This past week we’ve had loads of fun creating all manner of items for the National Art Education Association National Convention. Because, if you’re going to be showing a laser machine at a fancy art convention, you better have some pretty amazing pieces to show.
First, we went really big. We created a giant (we’re talking about 3 feet in diameter and about a foot and half high), neon, acrylic spider. Lovingly named Neorachnid. It was a challenge as we had never made anything quite like it before. But it was an incredible sense of accomplishment when we did get it put all together.
Step 1. Paint the canvas.
So far we have only tried this with one solid color of spray paint, but as time progresses and allows we intend to try other paints and effects. We have hypothesized that the reason spray paint works so well (and lasers white) is because it lays on top of the canvas instead of soaking into the fibers. As we are engraving the paint off of the canvas, the “engraved” area will be white (the color of the canvas) so darker paint colors will give you higher contrast.
Step 2. Prepare the file.
Pull together some cool artwork, either by creating it yourself or purchasing it.
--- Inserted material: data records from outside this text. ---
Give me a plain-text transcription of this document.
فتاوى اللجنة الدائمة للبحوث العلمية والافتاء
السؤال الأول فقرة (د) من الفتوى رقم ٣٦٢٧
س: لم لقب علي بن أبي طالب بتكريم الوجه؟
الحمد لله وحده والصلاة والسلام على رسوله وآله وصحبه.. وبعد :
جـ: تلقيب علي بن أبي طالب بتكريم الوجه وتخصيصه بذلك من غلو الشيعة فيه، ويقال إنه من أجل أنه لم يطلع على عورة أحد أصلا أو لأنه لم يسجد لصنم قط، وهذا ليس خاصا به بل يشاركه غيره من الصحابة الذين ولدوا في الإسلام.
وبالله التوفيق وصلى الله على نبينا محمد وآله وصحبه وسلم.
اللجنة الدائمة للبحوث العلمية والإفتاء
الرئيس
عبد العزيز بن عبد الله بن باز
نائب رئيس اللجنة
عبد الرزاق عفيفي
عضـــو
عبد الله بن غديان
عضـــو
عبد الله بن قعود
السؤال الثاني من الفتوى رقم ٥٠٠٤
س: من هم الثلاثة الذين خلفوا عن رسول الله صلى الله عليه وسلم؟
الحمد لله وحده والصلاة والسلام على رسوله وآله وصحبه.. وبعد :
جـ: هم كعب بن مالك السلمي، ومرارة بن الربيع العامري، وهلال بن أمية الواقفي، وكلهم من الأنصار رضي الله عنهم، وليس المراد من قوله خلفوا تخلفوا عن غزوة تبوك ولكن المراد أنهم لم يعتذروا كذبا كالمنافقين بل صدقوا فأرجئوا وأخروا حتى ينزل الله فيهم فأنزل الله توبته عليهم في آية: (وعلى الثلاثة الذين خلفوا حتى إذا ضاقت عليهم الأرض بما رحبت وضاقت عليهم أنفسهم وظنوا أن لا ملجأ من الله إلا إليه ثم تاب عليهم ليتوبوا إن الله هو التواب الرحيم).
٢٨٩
We have purchased some artwork off of bigstock.com and added a quote to the bottom. We used a vector file, but there is no reason you couldn’t use PhotoGraV to create a grayscale image to use.
Step 3. Laser it.
Make sure to level and straighten it. We used Lasercut to create a box the size of the canvas in order to assure the art was centered on the canvas. Just make sure that layer is not selected to engrave or cut when you download the file. On our 100 watts AP Lazer SN4836 we used a speed setting of 50 and a power setting of 25. But we always recommend testing out your machine on sample or scrap material before going into the final product.